Even though I was the youngest in the class, I operated under the protection of the big fellows. You’d be surprised how much clout Marmite sandwiches could buy you in my hood. So, imagine my excitement when the biggest boy, Demetrus, fished out a redand-black HB pencil from Johannes’s bag.

“That’s my pencil!” I shrieked triumphant­ly. My best friend, Goodhope, backed me up: “Here’s the tooth marker you put on it!” And that is how it came to pass that I exacted my revenge on Johannes the Scrooge. By the time the Great Pencil Kangaroo Court of 1983 was concluded, Johannes had been exposed as a thief. Justice was done and my pencil returned.

Now, if I told you that when I got home and found my red-and-black HB pencil with a tooth marker next to my rubber sling, right where I’d forgotten it that morning, you might forgive me for an “honest mistake”. However, if I tell you that I took the evidence and hid it away with my Scope magazines, you’ll probably judge me quite harshly. And I deserve it.

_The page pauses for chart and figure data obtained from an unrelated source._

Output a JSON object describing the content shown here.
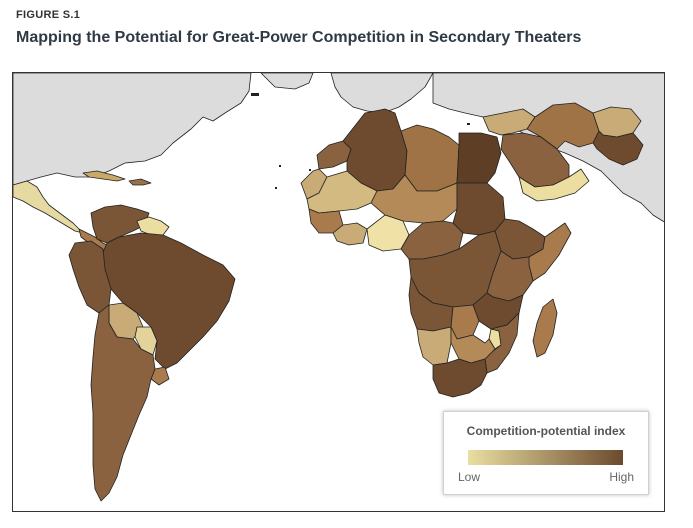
{
  "figure": {
    "label": "FIGURE S.1",
    "title": "Mapping the Potential for Great-Power Competition in Secondary Theaters"
  },
  "legend": {
    "title": "Competition-potential index",
    "low_label": "Low",
    "high_label": "High",
    "low_color": "#e9dfa0",
    "high_color": "#6b4a2e"
  },
  "colors": {
    "non_scope_land": "#dcdcdc",
    "ocean": "#ffffff",
    "border": "#222222"
  }
}
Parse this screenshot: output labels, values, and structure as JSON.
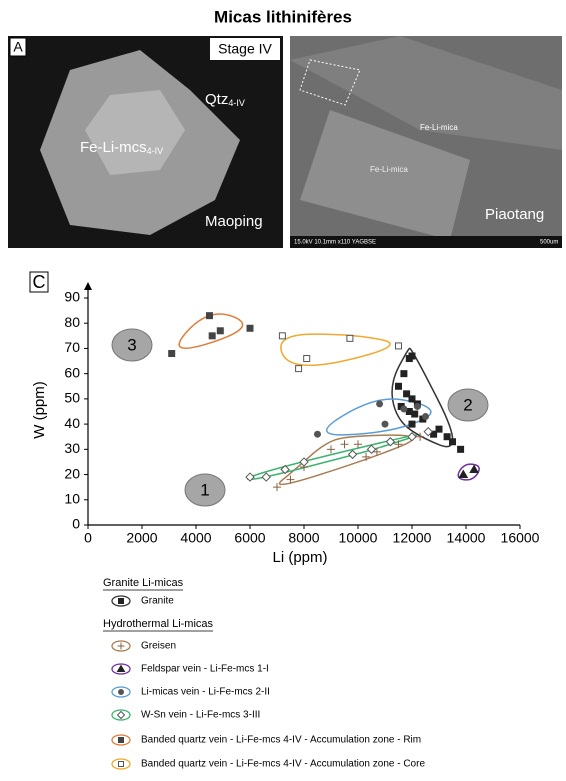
{
  "title": "Micas lithinifères",
  "panel_a": {
    "label": "A",
    "stage": "Stage IV",
    "qtz": "Qtz",
    "qtz_sub": "4-IV",
    "mica": "Fe-Li-mcs",
    "mica_sub": "4-IV",
    "locality": "Maoping"
  },
  "panel_b": {
    "locality": "Piaotang",
    "mica_1": "Fe-Li-mica",
    "mica_2": "Fe-Li-mica",
    "info": "15.0kV 10.1mm x110 YAGBSE",
    "scale": "500um"
  },
  "chart_data": {
    "type": "scatter",
    "panel_label": "C",
    "x_label": "Li (ppm)",
    "y_label": "W (ppm)",
    "xlim": [
      0,
      16000
    ],
    "ylim": [
      0,
      90
    ],
    "xticks": [
      0,
      2000,
      4000,
      6000,
      8000,
      10000,
      12000,
      14000,
      16000
    ],
    "yticks": [
      0,
      10,
      20,
      30,
      40,
      50,
      60,
      70,
      80,
      90
    ],
    "annotations": [
      "3",
      "2",
      "1"
    ],
    "legend_groups": [
      "Granite Li-micas",
      "Hydrothermal Li-micas"
    ],
    "series": [
      {
        "name": "Granite",
        "group": 0,
        "color": "#333333",
        "marker": "square",
        "filled": true,
        "marker_color": "#222222",
        "x": [
          12000,
          11900,
          11700,
          11500,
          11800,
          12000,
          11600,
          12200,
          11900,
          12100,
          12400,
          12000,
          13000,
          13300,
          13500,
          13800,
          12800
        ],
        "values": [
          67,
          66,
          60,
          55,
          52,
          50,
          47,
          48,
          45,
          44,
          42,
          40,
          38,
          35,
          33,
          30,
          36
        ]
      },
      {
        "name": "Greisen",
        "group": 1,
        "color": "#a67c52",
        "marker": "plus",
        "filled": false,
        "marker_color": "#8a6040",
        "x": [
          7000,
          7500,
          8000,
          9000,
          9500,
          10000,
          10300,
          10700,
          11500,
          12300
        ],
        "values": [
          15,
          18,
          23,
          30,
          32,
          32,
          27,
          29,
          32,
          35
        ]
      },
      {
        "name": "Feldspar vein - Li-Fe-mcs 1-I",
        "group": 1,
        "color": "#7030a0",
        "marker": "triangle",
        "filled": true,
        "marker_color": "#222222",
        "x": [
          13900,
          14300
        ],
        "values": [
          20,
          22
        ]
      },
      {
        "name": "Li-micas vein - Li-Fe-mcs 2-II",
        "group": 1,
        "color": "#5b9bd5",
        "marker": "circle",
        "filled": true,
        "marker_color": "#555555",
        "x": [
          8500,
          10800,
          11700,
          12200,
          12500,
          11000
        ],
        "values": [
          36,
          48,
          46,
          47,
          43,
          40
        ]
      },
      {
        "name": "W-Sn vein - Li-Fe-mcs 3-III",
        "group": 1,
        "color": "#3cb371",
        "marker": "diamond",
        "filled": false,
        "marker_color": "#555555",
        "x": [
          6000,
          6600,
          7300,
          8000,
          9800,
          10500,
          11200,
          12000,
          12600
        ],
        "values": [
          19,
          19,
          22,
          25,
          28,
          30,
          33,
          35,
          37
        ]
      },
      {
        "name": "Banded quartz vein - Li-Fe-mcs 4-IV - Accumulation zone - Rim",
        "group": 1,
        "color": "#e07b39",
        "marker": "square",
        "filled": true,
        "marker_color": "#444444",
        "x": [
          3100,
          4500,
          4600,
          4900,
          6000
        ],
        "values": [
          68,
          83,
          75,
          77,
          78
        ]
      },
      {
        "name": "Banded quartz vein - Li-Fe-mcs 4-IV - Accumulation zone - Core",
        "group": 1,
        "color": "#f0a830",
        "marker": "square",
        "filled": false,
        "marker_color": "#555555",
        "x": [
          7200,
          7800,
          8100,
          9700,
          11500
        ],
        "values": [
          75,
          62,
          66,
          74,
          71
        ]
      }
    ]
  }
}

If you think the point of this column is to point out the dangers of jumping to conclusion­s, you would be wrong. If you think it’s about honest mistakes escalating out of hand, you would be way off. And if you think it’s a way for me to seek some catharsis by fessing up to the evil inside my dark heart, then you do not know me at all. The moral of this column is: if someone asks for a piece of your vetkoek, it’s probably prudent to give them a bigger piece.